Generating Function for the square of a sequence

Question

Given any sequence $a_n$ and its generating function $A(x)$, how do I determine the generating function of $a_n^2$?

Or more generally, can the generating function for $a_n^k$ be determined for any $k\in{\mathbb{R}}$?

Thanks for the assistance.

Answer 1

It doesn't seem there is a given way to do this.
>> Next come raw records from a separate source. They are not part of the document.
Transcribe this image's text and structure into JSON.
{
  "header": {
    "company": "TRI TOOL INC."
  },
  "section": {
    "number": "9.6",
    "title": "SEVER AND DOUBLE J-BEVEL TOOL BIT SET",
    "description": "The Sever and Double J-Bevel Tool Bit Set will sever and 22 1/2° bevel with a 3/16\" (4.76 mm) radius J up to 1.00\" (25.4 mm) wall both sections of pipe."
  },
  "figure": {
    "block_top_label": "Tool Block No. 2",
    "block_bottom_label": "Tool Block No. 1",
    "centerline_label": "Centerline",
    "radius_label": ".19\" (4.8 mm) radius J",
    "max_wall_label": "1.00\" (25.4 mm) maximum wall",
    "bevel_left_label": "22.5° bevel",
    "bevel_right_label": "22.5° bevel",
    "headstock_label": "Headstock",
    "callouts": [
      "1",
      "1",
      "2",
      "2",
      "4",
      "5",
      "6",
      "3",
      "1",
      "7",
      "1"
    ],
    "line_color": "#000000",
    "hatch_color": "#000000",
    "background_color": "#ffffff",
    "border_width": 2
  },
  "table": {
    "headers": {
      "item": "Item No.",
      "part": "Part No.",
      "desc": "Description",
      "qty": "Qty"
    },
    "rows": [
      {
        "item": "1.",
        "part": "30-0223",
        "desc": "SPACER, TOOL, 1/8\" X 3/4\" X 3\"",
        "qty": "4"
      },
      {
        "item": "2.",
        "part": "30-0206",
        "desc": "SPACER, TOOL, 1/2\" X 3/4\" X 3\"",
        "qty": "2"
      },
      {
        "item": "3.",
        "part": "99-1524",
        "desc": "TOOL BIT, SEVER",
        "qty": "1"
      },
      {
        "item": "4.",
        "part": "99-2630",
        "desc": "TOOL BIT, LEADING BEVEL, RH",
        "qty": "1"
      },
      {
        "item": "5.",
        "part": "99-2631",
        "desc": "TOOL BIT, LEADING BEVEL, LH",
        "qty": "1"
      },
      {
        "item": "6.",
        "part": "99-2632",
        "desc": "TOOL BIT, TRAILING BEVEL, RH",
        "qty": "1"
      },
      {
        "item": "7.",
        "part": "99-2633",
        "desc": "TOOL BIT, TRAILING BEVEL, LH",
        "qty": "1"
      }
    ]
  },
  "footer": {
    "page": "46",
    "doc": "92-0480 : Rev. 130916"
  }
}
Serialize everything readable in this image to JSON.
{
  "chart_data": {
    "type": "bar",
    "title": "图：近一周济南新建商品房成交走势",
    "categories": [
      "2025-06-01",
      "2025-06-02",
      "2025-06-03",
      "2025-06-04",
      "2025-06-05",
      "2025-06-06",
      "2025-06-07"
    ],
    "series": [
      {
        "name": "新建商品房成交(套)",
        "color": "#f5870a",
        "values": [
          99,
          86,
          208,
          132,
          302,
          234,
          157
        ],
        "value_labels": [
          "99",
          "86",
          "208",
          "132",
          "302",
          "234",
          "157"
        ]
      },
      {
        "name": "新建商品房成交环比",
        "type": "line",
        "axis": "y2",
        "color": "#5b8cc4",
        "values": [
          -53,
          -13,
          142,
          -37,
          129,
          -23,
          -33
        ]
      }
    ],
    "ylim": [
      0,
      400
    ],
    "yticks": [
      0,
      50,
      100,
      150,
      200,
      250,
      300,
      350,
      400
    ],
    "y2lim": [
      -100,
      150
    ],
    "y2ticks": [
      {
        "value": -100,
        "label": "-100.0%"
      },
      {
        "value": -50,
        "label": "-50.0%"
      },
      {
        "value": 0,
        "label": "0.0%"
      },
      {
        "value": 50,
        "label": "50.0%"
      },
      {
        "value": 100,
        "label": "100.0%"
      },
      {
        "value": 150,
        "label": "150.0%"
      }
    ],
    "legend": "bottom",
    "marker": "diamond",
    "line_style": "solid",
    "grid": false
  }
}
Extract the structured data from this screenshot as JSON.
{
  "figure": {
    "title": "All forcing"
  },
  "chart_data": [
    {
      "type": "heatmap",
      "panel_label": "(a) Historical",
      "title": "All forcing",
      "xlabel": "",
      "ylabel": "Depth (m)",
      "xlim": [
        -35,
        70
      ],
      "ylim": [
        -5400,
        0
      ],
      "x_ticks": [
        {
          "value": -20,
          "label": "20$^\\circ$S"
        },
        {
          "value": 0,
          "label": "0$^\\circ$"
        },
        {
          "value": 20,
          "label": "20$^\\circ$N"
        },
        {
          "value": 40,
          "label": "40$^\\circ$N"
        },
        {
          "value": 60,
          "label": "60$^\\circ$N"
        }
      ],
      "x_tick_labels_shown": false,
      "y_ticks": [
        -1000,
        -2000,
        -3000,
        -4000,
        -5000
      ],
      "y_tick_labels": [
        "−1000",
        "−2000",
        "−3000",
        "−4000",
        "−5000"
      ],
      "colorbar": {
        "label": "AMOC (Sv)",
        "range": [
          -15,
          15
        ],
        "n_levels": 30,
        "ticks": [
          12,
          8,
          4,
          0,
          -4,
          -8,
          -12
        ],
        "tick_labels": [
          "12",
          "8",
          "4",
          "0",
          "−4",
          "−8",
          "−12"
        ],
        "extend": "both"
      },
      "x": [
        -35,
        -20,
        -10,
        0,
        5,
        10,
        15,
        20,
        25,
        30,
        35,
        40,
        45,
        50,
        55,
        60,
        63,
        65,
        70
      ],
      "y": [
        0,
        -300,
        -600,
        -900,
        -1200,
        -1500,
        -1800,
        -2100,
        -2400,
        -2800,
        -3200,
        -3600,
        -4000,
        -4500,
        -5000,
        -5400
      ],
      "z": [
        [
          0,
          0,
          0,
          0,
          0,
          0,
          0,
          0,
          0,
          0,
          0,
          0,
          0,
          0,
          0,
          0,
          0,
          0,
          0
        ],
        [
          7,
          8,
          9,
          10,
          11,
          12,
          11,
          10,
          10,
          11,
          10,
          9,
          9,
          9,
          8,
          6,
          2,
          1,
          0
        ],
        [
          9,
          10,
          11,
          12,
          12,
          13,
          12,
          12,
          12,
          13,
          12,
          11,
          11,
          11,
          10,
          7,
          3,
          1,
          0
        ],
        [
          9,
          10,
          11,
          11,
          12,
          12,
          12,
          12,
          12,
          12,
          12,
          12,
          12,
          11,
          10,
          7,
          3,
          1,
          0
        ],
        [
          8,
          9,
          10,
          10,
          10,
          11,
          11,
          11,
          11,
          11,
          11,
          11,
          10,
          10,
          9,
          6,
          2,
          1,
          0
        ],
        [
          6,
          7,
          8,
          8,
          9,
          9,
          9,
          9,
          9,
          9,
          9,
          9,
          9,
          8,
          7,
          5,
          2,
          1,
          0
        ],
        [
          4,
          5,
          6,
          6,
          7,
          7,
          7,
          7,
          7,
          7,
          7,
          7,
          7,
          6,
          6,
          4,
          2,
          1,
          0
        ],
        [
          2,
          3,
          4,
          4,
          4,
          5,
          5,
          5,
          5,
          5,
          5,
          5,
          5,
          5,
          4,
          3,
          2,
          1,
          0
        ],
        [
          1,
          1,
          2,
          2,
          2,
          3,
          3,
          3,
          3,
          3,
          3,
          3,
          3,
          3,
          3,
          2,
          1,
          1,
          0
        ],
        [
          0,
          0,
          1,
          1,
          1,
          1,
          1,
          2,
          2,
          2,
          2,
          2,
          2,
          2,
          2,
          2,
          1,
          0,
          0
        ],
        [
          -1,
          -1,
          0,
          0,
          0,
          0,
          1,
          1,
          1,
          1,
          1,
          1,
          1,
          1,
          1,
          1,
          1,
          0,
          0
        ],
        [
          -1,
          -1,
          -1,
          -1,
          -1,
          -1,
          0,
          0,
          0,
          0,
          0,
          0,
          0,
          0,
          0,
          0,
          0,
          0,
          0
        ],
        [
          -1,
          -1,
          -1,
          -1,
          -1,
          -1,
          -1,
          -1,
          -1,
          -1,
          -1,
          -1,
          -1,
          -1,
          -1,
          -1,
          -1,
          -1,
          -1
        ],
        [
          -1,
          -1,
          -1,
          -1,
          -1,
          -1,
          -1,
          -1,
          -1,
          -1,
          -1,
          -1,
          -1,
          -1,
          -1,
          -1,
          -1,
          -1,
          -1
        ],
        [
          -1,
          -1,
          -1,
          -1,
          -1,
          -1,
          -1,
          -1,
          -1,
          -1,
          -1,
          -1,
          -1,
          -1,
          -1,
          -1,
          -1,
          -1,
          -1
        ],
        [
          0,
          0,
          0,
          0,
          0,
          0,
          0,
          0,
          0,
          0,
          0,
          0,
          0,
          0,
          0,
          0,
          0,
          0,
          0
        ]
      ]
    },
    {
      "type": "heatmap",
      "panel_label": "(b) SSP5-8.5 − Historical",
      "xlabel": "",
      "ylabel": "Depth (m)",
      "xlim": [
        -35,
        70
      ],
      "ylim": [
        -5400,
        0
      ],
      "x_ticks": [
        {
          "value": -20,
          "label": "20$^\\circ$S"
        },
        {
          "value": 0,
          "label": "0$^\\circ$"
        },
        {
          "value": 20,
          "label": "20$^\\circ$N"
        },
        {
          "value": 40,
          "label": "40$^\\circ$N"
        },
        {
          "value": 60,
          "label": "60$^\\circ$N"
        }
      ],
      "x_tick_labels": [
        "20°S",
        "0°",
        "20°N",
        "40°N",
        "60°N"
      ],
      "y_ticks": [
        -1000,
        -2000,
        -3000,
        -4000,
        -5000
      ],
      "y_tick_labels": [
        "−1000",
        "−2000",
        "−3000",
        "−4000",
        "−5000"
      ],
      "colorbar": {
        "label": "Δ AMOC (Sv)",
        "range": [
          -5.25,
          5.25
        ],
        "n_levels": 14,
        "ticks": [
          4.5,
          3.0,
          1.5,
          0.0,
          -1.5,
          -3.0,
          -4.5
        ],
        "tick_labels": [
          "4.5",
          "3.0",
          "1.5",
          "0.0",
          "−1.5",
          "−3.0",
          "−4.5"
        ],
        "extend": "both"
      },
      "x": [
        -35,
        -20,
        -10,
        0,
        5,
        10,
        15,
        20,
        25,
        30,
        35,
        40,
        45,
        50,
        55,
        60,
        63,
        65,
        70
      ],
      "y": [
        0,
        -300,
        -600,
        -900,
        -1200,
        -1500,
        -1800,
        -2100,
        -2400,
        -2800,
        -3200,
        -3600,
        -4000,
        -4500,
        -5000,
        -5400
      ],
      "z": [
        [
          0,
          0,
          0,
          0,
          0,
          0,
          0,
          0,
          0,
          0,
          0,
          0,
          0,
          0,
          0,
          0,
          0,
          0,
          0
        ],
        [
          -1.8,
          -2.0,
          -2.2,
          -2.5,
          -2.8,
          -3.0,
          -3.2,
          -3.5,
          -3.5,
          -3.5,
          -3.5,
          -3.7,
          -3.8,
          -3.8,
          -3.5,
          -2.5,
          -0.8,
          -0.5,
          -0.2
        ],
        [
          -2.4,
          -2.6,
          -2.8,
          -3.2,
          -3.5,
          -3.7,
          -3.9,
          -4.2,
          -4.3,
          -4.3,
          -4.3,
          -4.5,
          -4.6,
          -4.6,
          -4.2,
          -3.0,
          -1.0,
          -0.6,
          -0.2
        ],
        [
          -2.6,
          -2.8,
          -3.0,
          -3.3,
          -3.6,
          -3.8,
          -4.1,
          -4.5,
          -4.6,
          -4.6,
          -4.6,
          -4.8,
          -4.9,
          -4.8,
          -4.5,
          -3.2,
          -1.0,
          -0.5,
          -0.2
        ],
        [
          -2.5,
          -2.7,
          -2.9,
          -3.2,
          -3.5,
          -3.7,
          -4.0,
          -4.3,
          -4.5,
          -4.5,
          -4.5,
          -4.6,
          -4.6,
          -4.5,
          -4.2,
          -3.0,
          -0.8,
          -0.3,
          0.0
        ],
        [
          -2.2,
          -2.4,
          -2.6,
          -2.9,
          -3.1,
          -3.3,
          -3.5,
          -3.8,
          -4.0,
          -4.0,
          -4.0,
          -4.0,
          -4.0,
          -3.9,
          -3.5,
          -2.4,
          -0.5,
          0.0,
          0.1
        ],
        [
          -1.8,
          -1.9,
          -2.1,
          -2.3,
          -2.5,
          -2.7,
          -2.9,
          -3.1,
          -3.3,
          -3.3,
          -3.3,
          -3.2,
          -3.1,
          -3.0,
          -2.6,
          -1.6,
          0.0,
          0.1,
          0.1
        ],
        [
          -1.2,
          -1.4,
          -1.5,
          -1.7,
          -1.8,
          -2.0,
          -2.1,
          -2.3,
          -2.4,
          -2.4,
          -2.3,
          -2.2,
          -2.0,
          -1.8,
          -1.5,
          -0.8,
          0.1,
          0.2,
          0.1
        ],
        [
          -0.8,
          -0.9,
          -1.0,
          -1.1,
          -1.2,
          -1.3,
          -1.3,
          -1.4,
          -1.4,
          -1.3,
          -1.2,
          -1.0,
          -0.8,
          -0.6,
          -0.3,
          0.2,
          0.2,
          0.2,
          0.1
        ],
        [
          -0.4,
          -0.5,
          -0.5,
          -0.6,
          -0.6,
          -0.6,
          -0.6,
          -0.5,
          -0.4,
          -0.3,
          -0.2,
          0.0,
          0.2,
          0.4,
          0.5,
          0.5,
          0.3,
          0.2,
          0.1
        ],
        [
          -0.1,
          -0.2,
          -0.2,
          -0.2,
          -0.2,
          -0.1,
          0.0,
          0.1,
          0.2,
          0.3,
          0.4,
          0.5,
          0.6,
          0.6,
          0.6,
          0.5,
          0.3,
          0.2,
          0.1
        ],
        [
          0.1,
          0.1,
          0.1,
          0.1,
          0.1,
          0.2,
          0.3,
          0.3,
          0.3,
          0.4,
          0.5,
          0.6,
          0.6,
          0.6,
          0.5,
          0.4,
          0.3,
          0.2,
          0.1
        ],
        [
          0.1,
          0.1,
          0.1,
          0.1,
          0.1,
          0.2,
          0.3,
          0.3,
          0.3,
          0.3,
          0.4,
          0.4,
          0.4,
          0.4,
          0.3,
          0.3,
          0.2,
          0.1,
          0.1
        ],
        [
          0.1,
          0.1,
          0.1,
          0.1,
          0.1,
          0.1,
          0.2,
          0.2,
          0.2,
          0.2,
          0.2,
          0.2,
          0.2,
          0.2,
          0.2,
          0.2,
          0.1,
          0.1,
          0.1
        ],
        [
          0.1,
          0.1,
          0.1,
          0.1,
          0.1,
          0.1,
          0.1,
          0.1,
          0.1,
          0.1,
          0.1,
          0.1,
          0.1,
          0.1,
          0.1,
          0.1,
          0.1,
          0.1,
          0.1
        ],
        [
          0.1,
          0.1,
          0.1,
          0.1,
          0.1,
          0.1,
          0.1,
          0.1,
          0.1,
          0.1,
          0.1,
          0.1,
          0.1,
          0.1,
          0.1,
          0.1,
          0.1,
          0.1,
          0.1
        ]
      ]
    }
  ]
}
For example, if there were always some polynomial $P$ such that $P(A(x))$ is the desired generating function, then let $a_n = (-1)^{n+1}/n$ defined on $n \geq 1$. Then

$$A(x) = x - \frac{x^2}{2} + \frac{x^3}{3} - \ldots = \ln(1+x)$$

But squaring the coefficients gives us

$$P(A(x)) = x + \frac{x^2}{4} + \frac{x^3}{9} + \ldots = P(\ln(1+x))$$

When $x=1$, we get $$P(\ln(2)) = \frac{\pi^2}{6}$$

Very strange... It is very unlikely they are not algebraically independent.

Answer 2

Let $$ \eqalign{A(x) &= \sum_{n=0}^\infty a_n x^n \cr B(x) &= \sum_{n=0}^\infty a_n^2 x^n}$$ If the series for $A(x)$ has radius of convergence $R$, $B(x)$ has radius of convergence $R^2$.

In general there is no simple formula for $B$ in terms of $A$. However, if $A(x)$ is a rational function, then so is $B$, and each pole of $B(x)$ is the product of two (not necessarily distinct) poles of $A(x)$.

Answer 3

One trick is to employ following identity of contour integral over the unit circle.

$$\frac{1}{2\pi i}\oint_{|z|=1} z^{m-n} \frac{dz}{z} = \begin{cases} 1, & m = n \\ 0, & m \ne n\end{cases}\quad\text{ for }m,n \in \mathbb{Z}$$

Let's say $A(t)$ and $B(t)$ are OGF (ordinary generating functions) for sequences $(a_0,a_1,\ldots)$ and $(b_0,b_1,\ldots)$. The OGF for the sequence $(a_0b_0, a_1b_1,\ldots)$ will be given by the formula:

$$\begin{cases} A(t) = \sum_{k=0}^\infty a_k t^k,\\ B(t) = \sum_{k=0}^\infty b_k t^k \end{cases} \quad\longrightarrow\quad \sum_{k=0}^\infty a_kb_k t^k = \frac{1}{2\pi i}\oint_{|z|=1} A(\sqrt{t}z)B(\sqrt{t}z^{-1}) \frac{dz}{z}$$

As an example, consider the sequence $(a_0,a_1,\ldots ) = (b_0,b_1,\dots) = (1,2,\ldots)$, we have

$$A(t) = B(t) = \sum_{k=0}^\infty (k+1)t^k = \frac{1}{(1-t)^2}$$

The corresponding contour integral give us

$$\begin{align} & \frac{1}{2\pi i}\oint_{|z|=1} \frac{dz}{z(1-\sqrt{t}z)^2(1-\sqrt{t}z^{-1})^2} = \frac{1}{2\pi i}\oint_{|z|=1} \frac{zdz}{(1-\sqrt{t}z)^2(z-\sqrt{t})^2} \\ = & \left.\frac{d}{dz}\frac{z}{(1-\sqrt{t}z)^2}\right|_{z=\sqrt{t}} = \left.\frac{1+\sqrt{t}z}{(1-\sqrt{t}z)^3}\right|_{z=\sqrt{t}} = \frac{1+t}{(1-t)^3} = \frac{2}{(1-t)^3} - \frac{1}{(1-t)^2}\\ = & \sum_{k=0}^\infty ((k+2)(k+1) - (k+1)) t^k = \sum_{k=0}^\infty (k+1)^2 t^k = \sum_{k=0}^\infty a_k^2 t^k \end{align} $$ Reproducing the OGF for the product sequence.

For more details, look at wiki entry for Generating function transformation. In particular, the part about Hadamard products and refs there.